Indiana, automne 2008. En tant que citoyen moyen, Norman Muller est choisi par le gouvernement pour répondre à une batterie de questions posée par le super-ordinateur Multivac, qui déterminera ainsi le futur président. On a là les jalons d’une intrigue qui se tient. Seulement, en racontant ça, j’ai raconté le tiers de la nouvelle : avec douze ou quinze pages pour en arriver là, le moins qu’on puisse dire est que l’exposition manque de rythme. Je veux dire, à partir du moment où le texte évoque le quotidien d’une famille dans le contexte pré-électoral qui est celui d’A voté, le lecteur se doute bien que c’est un membre de cette famille qui va être choisi pour l’ordinateur. (Cela dit, ça aurait pu être drôle de déjouer les attentes, mais ça n’a pas l’air d’être le truc d’Asimov.)
C’est le premier défaut de pas mal de récits d’anticipation : autant l’univers évoqué peut être saisissant d’audace avant-gardiste, autant d’un point de vue littéraire, c’est souvent d’un classicisme mortellement ennuyeux – la traductrice a dû se faire chier. Et lourd. Un agent secret explique à Norman (p. 25 de la réédition du Passager clandestin) : « Multivac vous a désigné comme le citoyen le plus représentatif pour cette année. », c’est très bien. Mais l’agent secret – et l’auteur – se sentent obligés d’ajouter « Non pas le plus intelligent, le plus fort ou le plus chanceux, mais simplement le plus représentatif. », comme si Norman – et le lecteur – ne pouvaient pas comprendre. À la rigueur, ce genre de lourdeurs passe dans une comédie – on peut penser à Idiocracy.

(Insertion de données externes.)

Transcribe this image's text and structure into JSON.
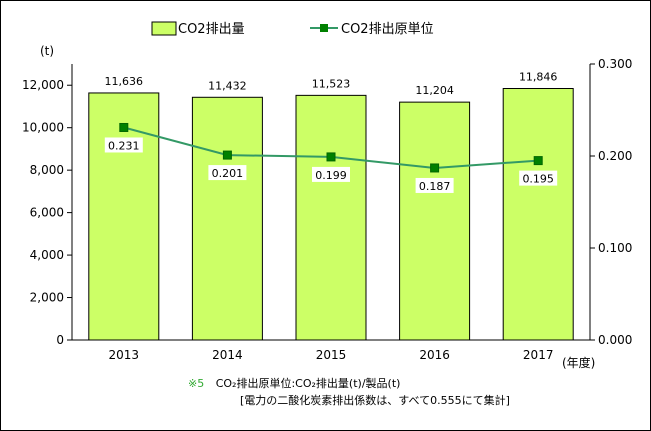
{
  "chart_data": {
    "type": "bar",
    "categories": [
      "2013",
      "2014",
      "2015",
      "2016",
      "2017"
    ],
    "series": [
      {
        "name": "CO2排出量",
        "type": "bar",
        "axis": "left",
        "values": [
          11636,
          11432,
          11523,
          11204,
          11846
        ],
        "labels": [
          "11,636",
          "11,432",
          "11,523",
          "11,204",
          "11,846"
        ],
        "color": "#ccff66"
      },
      {
        "name": "CO2排出原単位",
        "type": "line",
        "axis": "right",
        "values": [
          0.231,
          0.201,
          0.199,
          0.187,
          0.195
        ],
        "labels": [
          "0.231",
          "0.201",
          "0.199",
          "0.187",
          "0.195"
        ],
        "color": "#339966"
      }
    ],
    "y_left": {
      "label": "(t)",
      "ylim": [
        0,
        13000
      ],
      "ticks": [
        0,
        2000,
        4000,
        6000,
        8000,
        10000,
        12000
      ],
      "tick_labels": [
        "0",
        "2,000",
        "4,000",
        "6,000",
        "8,000",
        "10,000",
        "12,000"
      ]
    },
    "y_right": {
      "ylim": [
        0,
        0.3
      ],
      "ticks": [
        0,
        0.1,
        0.2,
        0.3
      ],
      "tick_labels": [
        "0.000",
        "0.100",
        "0.200",
        "0.300"
      ]
    },
    "xlabel": "(年度)",
    "grid": false,
    "legend": "top"
  },
  "notes": {
    "mark": "※5",
    "line1": "CO₂排出原単位:CO₂排出量(t)/製品(t)",
    "line2": "[電力の二酸化炭素排出係数は、すべて0.555にて集計]"
  }
}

Le deuxième défaut : ces textes vieillissent en général plus mal que le reste, à cause des détails. On se retrouve ici avec un Multivac long de deux kilomètres et haut de trois étages, et des journaux qui « analys[ent] la situation à l’aide d’énormes ordinateurs industriels » (p. 6)… Je ne reproche pas à Asimov de n’avoir pas su prévoir les circonstances exactes du développement de l’informatique dans la seconde moitié du XXe siècle : A voté fait simplement partie de ces récits meilleurs au moment leur parution que maintenant. D’ailleurs, le texte propose quelquefois des perspectives plutôt convaincantes : par exemple l’idée que la politique est une affaire de techniciens – idée au cœur de l’intrigue, mais invisible –, ou le caractère extrêmement vraisemblable de l’argument des promoteurs de Multivac, pour qui « la machine mettrait fin aux politiques de parti, qu’elle éviterait aux contribuables de gaspiller leur argent en campagnes électorales » (p. 12) ; l’argument n’est pas vraisemblable parce qu’il serait recevable, mais parce qu’il est tout à fait cohérent avec la conception ultralibérale de la société qui modèle notre époque.
Mais ces perspectives sont sous-exploitées, au profit d’une narration qui traîne en longueur et de personnages fades. Finalement plutôt pauvre thématiquement, et indigent d’un point de vue narratif, A voté présente surtout de l’intérêt pour les lecteurs inconditionnels d’Asimov.